Through a thought process mainly (state was manpiuated to get me to the conclusion) I believe I found a rare but looks possible race condition related to this https://github.com/CorsixTH/CorsixTH/issues/555#issuecomment-527120811. I've hit the resulting error a few times across two different saves, but sometimes I get it, many times I don't,ie I found the cause of #555 whilst trying to identify this process.

The state has to be similar. Except this will be for normal rooms. Also I believe its more likely to occur when running at full speed, as tickDay, is called before the ticks. Ie if now + ticks = tomorrow, tickDay. Then the loop afterwards is for each tick that needs to execute.

A patient is queued, at least 3rd patient queued ie more likely to have actions: use_object (bench), queue, walk

Patient:tickDay executes, and the use toilet logic fires (setNextAction), action queue is use_object (being interrupted), queue, seek_toilets. Patient going_to_toilet now is yes., queue action is set todo_interrupt, use_object will undergo an interrupt, ie patient animation to stand starts.

Within the next one or two game ticks, the queue for the queue action, will have queue:pop() called, which will initiate the callbacks for queue:onChangeQueuePosition. A bench has now become free that is closer to the room, and onChangeQueuePosition finds the queue task, and then inserts walk and use_object (for the closer bench) actions.

Patients action queue becomes, walk, use_object, queue (todo_interrupt), seek_toilets,

Either during this walk, or whilst on the bench, the patient tickDay is called again and this time Patient:pee() executes, resetting the going_to_toilet flag to no.

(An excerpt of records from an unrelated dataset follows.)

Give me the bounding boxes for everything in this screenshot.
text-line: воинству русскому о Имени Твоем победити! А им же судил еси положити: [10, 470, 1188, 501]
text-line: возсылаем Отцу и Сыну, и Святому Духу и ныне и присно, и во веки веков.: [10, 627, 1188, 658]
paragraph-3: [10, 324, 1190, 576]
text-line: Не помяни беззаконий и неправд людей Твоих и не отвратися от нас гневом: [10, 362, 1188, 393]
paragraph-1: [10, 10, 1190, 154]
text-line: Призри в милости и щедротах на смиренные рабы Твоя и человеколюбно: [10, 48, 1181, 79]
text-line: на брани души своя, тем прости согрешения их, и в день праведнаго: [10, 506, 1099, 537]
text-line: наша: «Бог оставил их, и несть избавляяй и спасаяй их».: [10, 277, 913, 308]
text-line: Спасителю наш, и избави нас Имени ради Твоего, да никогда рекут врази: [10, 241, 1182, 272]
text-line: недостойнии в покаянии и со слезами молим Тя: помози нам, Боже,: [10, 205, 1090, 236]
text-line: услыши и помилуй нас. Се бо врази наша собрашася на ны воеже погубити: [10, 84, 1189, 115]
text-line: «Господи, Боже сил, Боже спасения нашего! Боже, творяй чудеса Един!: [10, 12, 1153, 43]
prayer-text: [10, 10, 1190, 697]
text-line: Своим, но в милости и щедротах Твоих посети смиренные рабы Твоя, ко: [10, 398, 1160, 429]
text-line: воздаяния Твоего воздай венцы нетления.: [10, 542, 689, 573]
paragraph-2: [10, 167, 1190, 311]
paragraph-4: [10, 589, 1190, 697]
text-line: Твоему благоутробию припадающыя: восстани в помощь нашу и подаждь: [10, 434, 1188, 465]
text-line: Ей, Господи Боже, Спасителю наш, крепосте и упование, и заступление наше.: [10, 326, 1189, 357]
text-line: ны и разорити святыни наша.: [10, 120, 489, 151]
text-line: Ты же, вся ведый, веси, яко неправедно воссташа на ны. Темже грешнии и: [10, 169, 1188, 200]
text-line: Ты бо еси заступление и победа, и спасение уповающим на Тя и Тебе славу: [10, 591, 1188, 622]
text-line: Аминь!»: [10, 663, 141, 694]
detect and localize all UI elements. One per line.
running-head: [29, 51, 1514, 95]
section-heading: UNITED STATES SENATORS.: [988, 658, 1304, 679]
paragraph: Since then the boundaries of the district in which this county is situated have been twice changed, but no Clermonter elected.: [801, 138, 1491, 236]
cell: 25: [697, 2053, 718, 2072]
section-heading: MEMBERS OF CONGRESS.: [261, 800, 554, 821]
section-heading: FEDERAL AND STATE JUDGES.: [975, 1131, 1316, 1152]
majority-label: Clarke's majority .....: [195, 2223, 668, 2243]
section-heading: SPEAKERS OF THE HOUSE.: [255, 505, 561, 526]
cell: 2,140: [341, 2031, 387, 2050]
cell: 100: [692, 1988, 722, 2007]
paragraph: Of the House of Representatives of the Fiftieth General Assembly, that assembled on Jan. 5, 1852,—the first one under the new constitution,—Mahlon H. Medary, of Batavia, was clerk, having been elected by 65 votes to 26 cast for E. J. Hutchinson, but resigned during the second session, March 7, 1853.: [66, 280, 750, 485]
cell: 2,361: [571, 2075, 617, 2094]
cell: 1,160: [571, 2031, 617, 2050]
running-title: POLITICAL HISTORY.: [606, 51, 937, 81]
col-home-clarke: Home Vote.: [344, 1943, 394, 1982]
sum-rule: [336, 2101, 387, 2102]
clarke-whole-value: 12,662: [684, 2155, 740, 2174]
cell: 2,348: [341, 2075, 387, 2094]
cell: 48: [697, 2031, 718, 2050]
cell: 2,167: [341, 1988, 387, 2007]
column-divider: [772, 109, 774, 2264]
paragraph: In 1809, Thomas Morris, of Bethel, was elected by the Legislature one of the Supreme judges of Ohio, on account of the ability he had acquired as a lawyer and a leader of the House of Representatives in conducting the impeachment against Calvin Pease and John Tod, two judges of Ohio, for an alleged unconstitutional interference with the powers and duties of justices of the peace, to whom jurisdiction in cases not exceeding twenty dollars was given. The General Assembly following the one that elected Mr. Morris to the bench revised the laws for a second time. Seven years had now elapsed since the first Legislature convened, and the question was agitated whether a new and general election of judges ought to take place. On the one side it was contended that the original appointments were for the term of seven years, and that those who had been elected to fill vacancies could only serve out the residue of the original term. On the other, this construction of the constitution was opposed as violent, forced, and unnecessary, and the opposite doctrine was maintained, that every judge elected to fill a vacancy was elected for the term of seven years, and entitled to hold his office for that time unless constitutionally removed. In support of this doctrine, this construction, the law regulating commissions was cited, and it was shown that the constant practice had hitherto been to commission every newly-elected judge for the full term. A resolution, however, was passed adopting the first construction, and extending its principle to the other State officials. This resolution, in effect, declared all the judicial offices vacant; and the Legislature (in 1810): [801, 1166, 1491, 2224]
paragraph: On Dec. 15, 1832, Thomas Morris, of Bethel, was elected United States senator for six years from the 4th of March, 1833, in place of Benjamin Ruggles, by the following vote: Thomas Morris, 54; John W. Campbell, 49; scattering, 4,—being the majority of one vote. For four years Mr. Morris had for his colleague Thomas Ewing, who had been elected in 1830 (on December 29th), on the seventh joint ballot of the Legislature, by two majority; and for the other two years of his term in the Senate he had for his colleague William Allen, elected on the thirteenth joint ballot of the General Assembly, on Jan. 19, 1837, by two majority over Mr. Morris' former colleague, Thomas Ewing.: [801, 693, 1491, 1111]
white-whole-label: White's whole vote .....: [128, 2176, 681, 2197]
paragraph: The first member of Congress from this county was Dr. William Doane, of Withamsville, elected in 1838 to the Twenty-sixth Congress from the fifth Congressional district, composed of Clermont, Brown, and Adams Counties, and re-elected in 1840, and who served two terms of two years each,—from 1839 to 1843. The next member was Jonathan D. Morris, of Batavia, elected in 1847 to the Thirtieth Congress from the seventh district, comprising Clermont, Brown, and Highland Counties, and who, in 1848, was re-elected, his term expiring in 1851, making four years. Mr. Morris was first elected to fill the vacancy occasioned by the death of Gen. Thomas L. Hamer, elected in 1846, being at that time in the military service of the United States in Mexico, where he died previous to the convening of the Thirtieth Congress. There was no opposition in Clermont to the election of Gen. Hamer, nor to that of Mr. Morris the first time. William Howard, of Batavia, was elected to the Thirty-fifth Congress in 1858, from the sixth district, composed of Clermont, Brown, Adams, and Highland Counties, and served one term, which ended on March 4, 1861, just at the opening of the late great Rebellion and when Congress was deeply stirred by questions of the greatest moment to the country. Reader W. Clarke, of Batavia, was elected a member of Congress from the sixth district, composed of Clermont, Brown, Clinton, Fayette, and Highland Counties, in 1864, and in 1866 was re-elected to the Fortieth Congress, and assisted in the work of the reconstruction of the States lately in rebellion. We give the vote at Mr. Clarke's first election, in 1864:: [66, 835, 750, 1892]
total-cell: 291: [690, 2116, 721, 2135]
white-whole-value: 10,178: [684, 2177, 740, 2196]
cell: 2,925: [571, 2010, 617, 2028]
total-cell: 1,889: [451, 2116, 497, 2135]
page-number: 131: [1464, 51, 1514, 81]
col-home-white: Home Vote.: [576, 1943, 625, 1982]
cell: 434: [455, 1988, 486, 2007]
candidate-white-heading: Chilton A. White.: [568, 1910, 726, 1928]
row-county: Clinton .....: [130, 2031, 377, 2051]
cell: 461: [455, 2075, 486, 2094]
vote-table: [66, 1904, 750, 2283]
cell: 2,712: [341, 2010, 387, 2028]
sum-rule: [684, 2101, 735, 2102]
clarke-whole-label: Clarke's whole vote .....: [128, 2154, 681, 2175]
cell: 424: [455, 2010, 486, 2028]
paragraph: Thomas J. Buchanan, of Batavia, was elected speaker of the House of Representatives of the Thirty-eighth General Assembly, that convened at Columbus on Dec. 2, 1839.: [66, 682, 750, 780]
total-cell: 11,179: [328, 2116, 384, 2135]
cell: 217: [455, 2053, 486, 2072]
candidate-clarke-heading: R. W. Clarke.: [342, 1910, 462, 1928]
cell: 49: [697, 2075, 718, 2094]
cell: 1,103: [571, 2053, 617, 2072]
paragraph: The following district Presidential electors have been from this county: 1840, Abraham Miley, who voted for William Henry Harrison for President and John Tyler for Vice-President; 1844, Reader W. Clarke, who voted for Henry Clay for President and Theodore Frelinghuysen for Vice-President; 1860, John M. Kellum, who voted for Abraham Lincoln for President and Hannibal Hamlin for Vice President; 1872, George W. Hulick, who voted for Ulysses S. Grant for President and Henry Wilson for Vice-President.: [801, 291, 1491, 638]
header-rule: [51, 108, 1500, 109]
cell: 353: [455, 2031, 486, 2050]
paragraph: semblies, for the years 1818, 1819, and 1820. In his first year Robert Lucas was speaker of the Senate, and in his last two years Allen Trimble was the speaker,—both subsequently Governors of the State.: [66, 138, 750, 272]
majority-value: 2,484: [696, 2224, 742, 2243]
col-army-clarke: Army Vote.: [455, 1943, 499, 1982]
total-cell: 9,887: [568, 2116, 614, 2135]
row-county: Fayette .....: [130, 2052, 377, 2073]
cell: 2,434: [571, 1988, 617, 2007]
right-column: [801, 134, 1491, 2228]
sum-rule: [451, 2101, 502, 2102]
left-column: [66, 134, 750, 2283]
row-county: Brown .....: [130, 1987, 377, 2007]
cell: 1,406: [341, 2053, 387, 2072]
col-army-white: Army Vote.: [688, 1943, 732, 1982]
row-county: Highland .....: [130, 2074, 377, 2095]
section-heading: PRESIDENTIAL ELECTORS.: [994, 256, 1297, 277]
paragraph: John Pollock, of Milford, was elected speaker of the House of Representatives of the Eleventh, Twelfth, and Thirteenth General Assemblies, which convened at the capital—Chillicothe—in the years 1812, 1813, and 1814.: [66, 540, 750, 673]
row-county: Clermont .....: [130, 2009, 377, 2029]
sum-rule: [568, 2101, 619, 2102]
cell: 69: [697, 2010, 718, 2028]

As the patient is seated is still at least the 2nd position in the queue, they are eligible in Room:trytoFindNearbyPatients. As the going_to_toilet flag is now "no", tryMovePatient can succeed in routing the patient., This attempts to find the walk after the queue action (which is now no longer there) and replace it with the new enter action to the new room. And also in doing so, sets todo_interrupt on the seek_toilets action.

As no new action appears after seek_toilets, it results in an empty action queue dialog and as the patient is then given a SeekReceptionAction and can continue on, as they'll be redirected to the room (unless the room is the toilet where they will go into the loop of #555).

mugmuggy commented 5 years ago

Being mindful I'm also playing with around with a wip testing stuff - I believe an opportunity also exists for an assert in humandoid_actions\queue.lua partially as a result of the change in #1453.

This one appears to be when the patient is also in the queue, and in a single tickDay, gets a vomit() and pee() call, and also then gets a queue:onGetSoda. This will result in an action queue of: walk, pee, walk, vomit, walk, idle, queue, walk (to room). The change in #1453 will change the must_happen to the original must_happen which if the walk hadn't started yet would not be set, walk after the pee and vomit, which then calling onGetSoda will interrupt_head to assert(action.must_happen).

So far the only instance I've back tracked on what was occuring, was for a patient that would have had patient.going_to_toilet = "yes" as they were queued for the toilet, which would have vetoed the drinks machine possibility if the code after pee didn't execute. This still leaves other opportunities for interrupt_head to run and fail in that same scenario.